Hal tersebut kemudian melahirkan ‘teori aktifitas revolusioner’ dan ‘teori aktifitas penindasan’ yang berbeda secara diametral antara kedua golongan tersebut. Dalam melestarikan dan menjalani kehidupannya maka kedua golongan menggunakan strategi yang berbeda.
Strategi kaum penindas mempertahankan status-quo
1.      Penaklukan; merupakan cara mereka untuk tetap mendominasi kaum tertindas. Mereka selalu membangun hubungan menang-kalah. Mereka berusaha dengan berbagai cara untuk menang dan menaklukkan aum tertindas, mulai dari cara yang halus seperti pelestarian budaya paternalistik, serta menanaman mitos-mitos menyesatkan, hingga pada cara kekerasan. Tujuannya adalah mengalienasi kaum tertindas terhadap dunia real dan membiarkan mereka tetap pasif.

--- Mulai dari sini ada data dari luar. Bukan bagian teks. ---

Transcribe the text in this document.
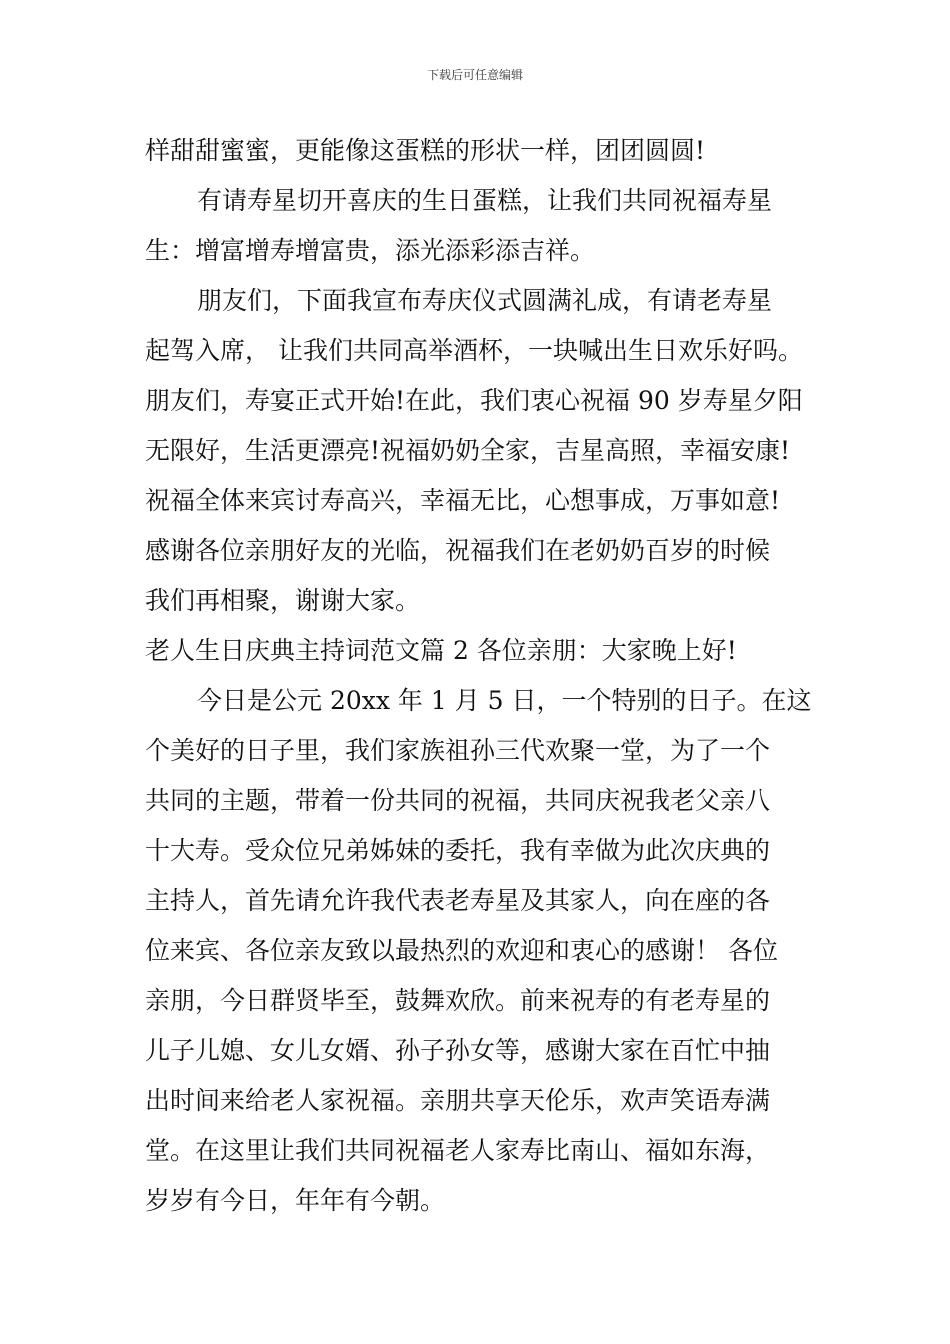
下载后可任意编辑

样甜甜蜜蜜，更能像这蛋糕的形状一样，团团圆圆!

有请寿星切开喜庆的生日蛋糕，让我们共同祝福寿星

生：增富增寿增富贵，添光添彩添吉祥。

朋友们，下面我宣布寿庆仪式圆满礼成，有请老寿星

起驾入席， 让我们共同高举酒杯，一块喊出生日欢乐好吗。

朋友们，寿宴正式开始!在此，我们衷心祝福 90 岁寿星夕阳

无限好，生活更漂亮!祝福奶奶全家，吉星高照，幸福安康!

祝福全体来宾讨寿高兴，幸福无比，心想事成，万事如意!

感谢各位亲朋好友的光临，祝福我们在老奶奶百岁的时候

我们再相聚，谢谢大家。

老人生日庆典主持词范文篇 2 各位亲朋：大家晚上好!

今日是公元 20xx 年 1 月 5 日，一个特别的日子。在这

个美好的日子里，我们家族祖孙三代欢聚一堂，为了一个

共同的主题，带着一份共同的祝福，共同庆祝我老父亲八

十大寿。受众位兄弟姊妹的委托，我有幸做为此次庆典的

主持人，首先请允许我代表老寿星及其家人，向在座的各

位来宾、各位亲友致以最热烈的欢迎和衷心的感谢！ 各位

亲朋，今日群贤毕至，鼓舞欢欣。前来祝寿的有老寿星的

儿子儿媳、女儿女婿、孙子孙女等，感谢大家在百忙中抽

出时间来给老人家祝福。亲朋共享天伦乐，欢声笑语寿满

堂。在这里让我们共同祝福老人家寿比南山、福如东海，

岁岁有今日，年年有今朝。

2.      Pecah-belah dan kuasai; untuk bersatu dan membaur dengan kaum tertindas adalah tidak mungkin. Dan untuk melestarikan statusnya, mereka memnciptakan perpecahan dikalangan kaum tertindas, dengan bebagai macam cara. Cara yang banyak dilakukanterkadang tidak disadari oleh  kaum tertindas seperti mitos, latihan kepemimpinan, pembangunan wilayah berdasarkan pengelompokkan masyarakat.

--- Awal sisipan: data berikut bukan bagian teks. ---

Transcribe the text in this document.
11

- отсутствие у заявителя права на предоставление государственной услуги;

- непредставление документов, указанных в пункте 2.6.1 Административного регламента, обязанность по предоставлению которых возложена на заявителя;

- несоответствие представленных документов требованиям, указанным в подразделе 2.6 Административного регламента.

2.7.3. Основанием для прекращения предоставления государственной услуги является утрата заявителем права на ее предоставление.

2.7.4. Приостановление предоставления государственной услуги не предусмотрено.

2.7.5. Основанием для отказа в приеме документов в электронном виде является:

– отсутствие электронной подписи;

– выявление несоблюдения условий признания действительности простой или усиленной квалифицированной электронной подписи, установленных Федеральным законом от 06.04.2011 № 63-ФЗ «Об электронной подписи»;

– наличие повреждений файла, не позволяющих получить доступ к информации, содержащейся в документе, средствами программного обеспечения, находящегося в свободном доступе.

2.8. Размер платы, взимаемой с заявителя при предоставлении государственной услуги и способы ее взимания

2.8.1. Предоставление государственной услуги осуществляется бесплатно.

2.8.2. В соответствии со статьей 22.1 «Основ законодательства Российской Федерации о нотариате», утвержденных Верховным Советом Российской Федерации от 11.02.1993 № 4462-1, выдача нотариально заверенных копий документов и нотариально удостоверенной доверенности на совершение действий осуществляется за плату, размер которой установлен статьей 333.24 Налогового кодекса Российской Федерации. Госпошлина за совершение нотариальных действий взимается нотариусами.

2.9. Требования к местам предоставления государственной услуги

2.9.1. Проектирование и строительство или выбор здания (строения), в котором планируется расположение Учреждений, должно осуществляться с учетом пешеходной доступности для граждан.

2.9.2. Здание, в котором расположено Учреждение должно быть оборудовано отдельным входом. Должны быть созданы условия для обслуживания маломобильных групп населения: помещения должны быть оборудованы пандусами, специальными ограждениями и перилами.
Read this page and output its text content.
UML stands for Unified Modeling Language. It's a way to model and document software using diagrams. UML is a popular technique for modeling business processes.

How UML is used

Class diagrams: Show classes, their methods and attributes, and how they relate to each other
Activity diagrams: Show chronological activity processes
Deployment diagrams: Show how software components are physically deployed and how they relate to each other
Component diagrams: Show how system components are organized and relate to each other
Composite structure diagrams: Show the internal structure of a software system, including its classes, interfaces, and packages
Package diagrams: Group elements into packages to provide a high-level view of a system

3.      Manipulasi; adalah upaya membius masyarakat (kaum tertindas) agar tidak dapat berpikir kritis dan mandiri. Hal ini sangat efektif untuk masyarakat yang belum melek politik. Penindas berpandangan bahwa munculnya pemikiran kritis dan kemandirian akan melahirkan ‘kesadaran revolusioner’.
4.      Invasi budaya; ini dilakukan dengan menyodorkan filsafat hidup mereka kepada kaum tertindas dan menghalangi kreatifitas kelompok. Hal ini akan membawa pada hilangnya keotentikan budaya kaum tertindas, sehingga mereka menjadi terombang-ambing tanpa pegangan hidup.

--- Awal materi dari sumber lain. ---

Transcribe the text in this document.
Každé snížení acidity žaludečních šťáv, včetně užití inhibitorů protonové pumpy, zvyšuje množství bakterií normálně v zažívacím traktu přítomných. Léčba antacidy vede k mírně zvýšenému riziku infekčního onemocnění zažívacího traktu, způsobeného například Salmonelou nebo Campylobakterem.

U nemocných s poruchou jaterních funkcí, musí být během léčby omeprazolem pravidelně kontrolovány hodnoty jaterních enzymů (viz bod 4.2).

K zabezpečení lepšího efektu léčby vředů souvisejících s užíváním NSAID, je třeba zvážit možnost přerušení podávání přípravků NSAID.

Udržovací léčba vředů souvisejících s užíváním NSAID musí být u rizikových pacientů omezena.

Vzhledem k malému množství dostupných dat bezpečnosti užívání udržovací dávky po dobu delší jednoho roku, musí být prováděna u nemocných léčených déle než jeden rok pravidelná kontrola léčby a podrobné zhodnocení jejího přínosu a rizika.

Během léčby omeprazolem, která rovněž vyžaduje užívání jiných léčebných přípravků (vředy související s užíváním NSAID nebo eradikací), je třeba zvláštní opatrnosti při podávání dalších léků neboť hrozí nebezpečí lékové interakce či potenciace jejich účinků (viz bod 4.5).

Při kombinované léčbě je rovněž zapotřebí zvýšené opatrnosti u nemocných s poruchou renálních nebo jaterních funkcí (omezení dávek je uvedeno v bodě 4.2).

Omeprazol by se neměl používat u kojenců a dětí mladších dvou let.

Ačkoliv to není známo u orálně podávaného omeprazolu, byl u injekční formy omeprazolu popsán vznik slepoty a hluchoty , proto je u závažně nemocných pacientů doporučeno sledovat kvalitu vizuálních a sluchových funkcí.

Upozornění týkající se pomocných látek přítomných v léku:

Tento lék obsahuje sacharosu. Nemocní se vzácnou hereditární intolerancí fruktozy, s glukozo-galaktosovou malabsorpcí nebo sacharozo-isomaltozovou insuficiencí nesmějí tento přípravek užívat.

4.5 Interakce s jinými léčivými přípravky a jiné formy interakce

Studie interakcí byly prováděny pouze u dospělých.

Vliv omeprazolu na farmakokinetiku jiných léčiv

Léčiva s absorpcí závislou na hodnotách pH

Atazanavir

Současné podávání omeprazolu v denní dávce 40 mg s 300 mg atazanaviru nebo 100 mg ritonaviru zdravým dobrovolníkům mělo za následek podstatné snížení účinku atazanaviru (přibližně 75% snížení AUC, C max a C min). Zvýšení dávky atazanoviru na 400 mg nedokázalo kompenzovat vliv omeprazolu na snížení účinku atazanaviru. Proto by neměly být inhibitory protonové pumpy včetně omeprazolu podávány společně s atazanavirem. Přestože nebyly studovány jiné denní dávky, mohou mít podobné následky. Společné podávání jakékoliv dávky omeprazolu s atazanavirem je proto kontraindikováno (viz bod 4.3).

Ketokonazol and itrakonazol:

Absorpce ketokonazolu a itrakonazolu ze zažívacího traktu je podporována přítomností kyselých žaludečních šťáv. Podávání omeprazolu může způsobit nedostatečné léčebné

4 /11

Strategi kaum revolusioner melakukan pembebasan:
1.      Kerjasama; hal ini menitik beratkan pada pentingnya komunikasi antara pemimpin dan kaum tertindas. ‘Saya dan Anda adalah dua subyek  yang bertanggung jawab. Bahkan untuk tujuan revolusi sekalipun, seorang pemimpin  tidak dibolehkan menaklukkan atau memanipulasi rakyat, karena haltersebut tidak efektif dan bertentangan dengan nilai-nilai humanisme. Oleh karena itu, pengikutan diri kepada pahlawan revolusi pada hakekatnya adalah pengikutan pada  kebebasan. Dukungan kepada pemimpin merupakan pilihan bebas kaum tertindas.
2.      Persatuan untuk pembebasan; pemimpin revolusioner harus mengabdikan dirinya secara tak jemu-jemu untuk mempersatukan  golongan tertindas dan menjaga persatuan antara pemimpin kaum tertindas dalam rangka mencapai pembebasan. Hal ini merupakan tugas berat yang
3.      Organisasi; sekuens dari kegiatan kerjasama dan persatuan di wujudkan secara sinergis dalam organisasi tertentu sebagai alat perjuangan merealisasi kebebasan.
4.      Sintesa budaya; adalah upaya mempertemukan berbagai aktifitas budaya yang secara dialektis berlawanan dalam suatu struktur sosial budaya. Keadaan stabil mesti berhubungan secara dialektis dengan berbagai perubaha yang dinamis. Hal ini mesti dijaga secara rapi, agar tidak mengorbankan gerakan revolusioner dan kebebasan.